Avanços e desafios dos 30 anos do ECA foi tema de Live nesta segunda

13/07/2020
Neste 13 de julho, o Estatuto da Criança e do Adolescente – ECA completou 30 anos, e para celebrar a data histórica, a Secretaria de Justiça, Direitos Humanos e Desenvolvimento Social da Bahia (SJDHDS), juntamente com o Conselho Estadual da Criança e do Adolescente (CECA-BA), promoveu uma Live para discutir os “Avanços, retrocessos e desafios dos direitos da criança e do adolescente".
 
A edição do Criança & Adolescente desta segunda-feira (13), alcançou cerca de 7.000 mil visualizações em tempo real, e contou com a participação de quatro convidados. Os participantes traçaram um panorama histórico desde a criação do ECA, até os dias atuais, reforçando a importância da sociedade comemorar e reivindicar que o Estatuto seja efetivado, principalmente em tempos de pandemia, em que a situação de violação de direitos tem se agravado. 

“Mais do que comemorar, o dia de hoje é um chamado à resistência. Com a legislação, oficialmente as crianças e adolescentes se tornaram sujeitos de direitos. Isso parece simples hoje, mas foi algo conquistado através de muita luta. O ECA abriu muitos caminhos, através dele, vimos a estruturação dos Conselhos, a criação de Políticas Públicas, do Sistema Nacional de Atendimento Socioeducativo que representa um avanço no trato dos direitos dos menores que cometem atos infracionais. Não podemos retroceder”, pontuou Regina Afonso, presidente da Fundação da Criança e do Adolescente (Fundac-BA).

Na oportunidade, Marcos Evangelista, representante do Fórum Nacional dos Direitos da Criança e do Adolescente, falou sobre a importância da introdução dos mecanismos de participação da sociedade civil organizada na construção do ECA e os reflexos dessa implementação, em setores como a educação, por exemplo. 

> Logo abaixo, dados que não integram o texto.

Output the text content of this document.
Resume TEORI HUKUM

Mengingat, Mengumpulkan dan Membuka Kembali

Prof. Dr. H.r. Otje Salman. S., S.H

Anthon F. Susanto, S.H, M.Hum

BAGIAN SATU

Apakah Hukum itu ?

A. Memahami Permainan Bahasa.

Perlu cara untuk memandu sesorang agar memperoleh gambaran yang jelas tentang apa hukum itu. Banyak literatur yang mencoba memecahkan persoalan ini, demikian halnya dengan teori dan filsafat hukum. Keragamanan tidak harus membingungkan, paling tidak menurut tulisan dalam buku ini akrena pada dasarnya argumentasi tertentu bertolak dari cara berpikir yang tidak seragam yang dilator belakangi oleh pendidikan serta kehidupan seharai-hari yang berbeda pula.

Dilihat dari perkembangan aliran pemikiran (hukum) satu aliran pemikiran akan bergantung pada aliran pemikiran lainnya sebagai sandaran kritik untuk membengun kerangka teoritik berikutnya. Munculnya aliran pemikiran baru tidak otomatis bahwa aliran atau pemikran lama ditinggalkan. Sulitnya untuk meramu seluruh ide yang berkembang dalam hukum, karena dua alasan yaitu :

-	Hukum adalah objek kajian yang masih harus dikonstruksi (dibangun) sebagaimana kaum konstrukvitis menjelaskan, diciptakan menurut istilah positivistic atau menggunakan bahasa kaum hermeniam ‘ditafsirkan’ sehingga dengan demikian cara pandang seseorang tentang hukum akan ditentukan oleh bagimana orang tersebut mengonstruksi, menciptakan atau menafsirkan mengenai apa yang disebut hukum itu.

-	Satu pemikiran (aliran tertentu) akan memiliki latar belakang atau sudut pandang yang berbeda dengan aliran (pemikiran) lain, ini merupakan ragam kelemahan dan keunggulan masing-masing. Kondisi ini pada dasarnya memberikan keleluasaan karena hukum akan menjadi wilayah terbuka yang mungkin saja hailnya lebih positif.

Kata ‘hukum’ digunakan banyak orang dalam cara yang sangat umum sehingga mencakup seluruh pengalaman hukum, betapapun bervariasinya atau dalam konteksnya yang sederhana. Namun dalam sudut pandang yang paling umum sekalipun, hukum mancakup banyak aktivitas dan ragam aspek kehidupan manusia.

“O ECA contribuiu para inovar, pois os Conselhos já nascem com caráter deliberativo, o que garante uma participação ativa na tomada de decisões. A partir daí a gente começa se estruturar no país e isso começa a repercutir nos Estados e municípios. Exemplo disso é a criação da LDB. Nesse processo, percebemos avanços como a universalização da educação fundamental, um salto significativo na oferta de vagas para o ensino médio, mas ainda temos muitos desafios: a educação infantil, que infelizmente, com emenda constitucional que congela os gastos públicos, travou o avanço na oferta de mais vagas”, destacou. 

O representante  do Conselho Nacional dos Direitos da Criança e do Adolescente (CONANDA), Edmundo Ribeiro Kroger, destacou em sua fala sobre o momento que o país vive e a importância do Conanda nesse processo de luta por garantia de direitos e proteção integral das crianças e adolescentes e alertou sobre os números alarmantes de assassinatos de crianças e adolescentes no país.

“O Conanda está desde 1991 em atuação, contribuindo com o Sistema de Garantia de Direitos que inspirou muitos países. Além da definição das políticas para a área da infância e da adolescência, também fiscalizamos as ações executadas pelo poder público e pela gestão do Fundo Nacional da Criança e do Adolescente, a importância do Conselho nas ações de promoção e defesa dos direitos de crianças e adolescentes, não pode ser atacada como estamos vendo. Aproveito a oportunidade também para chamar atenção sobre a necessidade de criar estratégias para combater o progressivo genocídio de crianças e adolescentes, em sua grande maioria negras ”, pontuou o conselheiro .

Já Vera Carneiro, Presidente do CECA-BA, encerrou as falas contextualizando o papel do Conselho no Estado.

“O conselho ficou mais democrático, com 12 representantes do poder público e 12 da sociedade civil, escolhidos por meio de eleição, o que amplia a representatividade e a participação dos territórios de identidade. Essa construção é fruto de intensa mobilização da sociedade. Nesse processo, temos nos empenhado em reforçar a importância de romper com a ideia do Código do Menor que antes punia e via as crianças e adolescentes como um problema. É compromisso do governo, da sociedade a efetivação dos direitos humanos desses meninos e meninas e protegê-los das violações”, finalizou. 

Ao final da transmissão foi apresentada ao público a campanha on-line “Tudo isso é proteção”, desenvolvida no contexto da pandemia pela SJDHDS, junto ao CECA-BA, para incentivar, seja dentro ou fora de casa, o conhecimento e a defesa do ECA por parte da sociedade.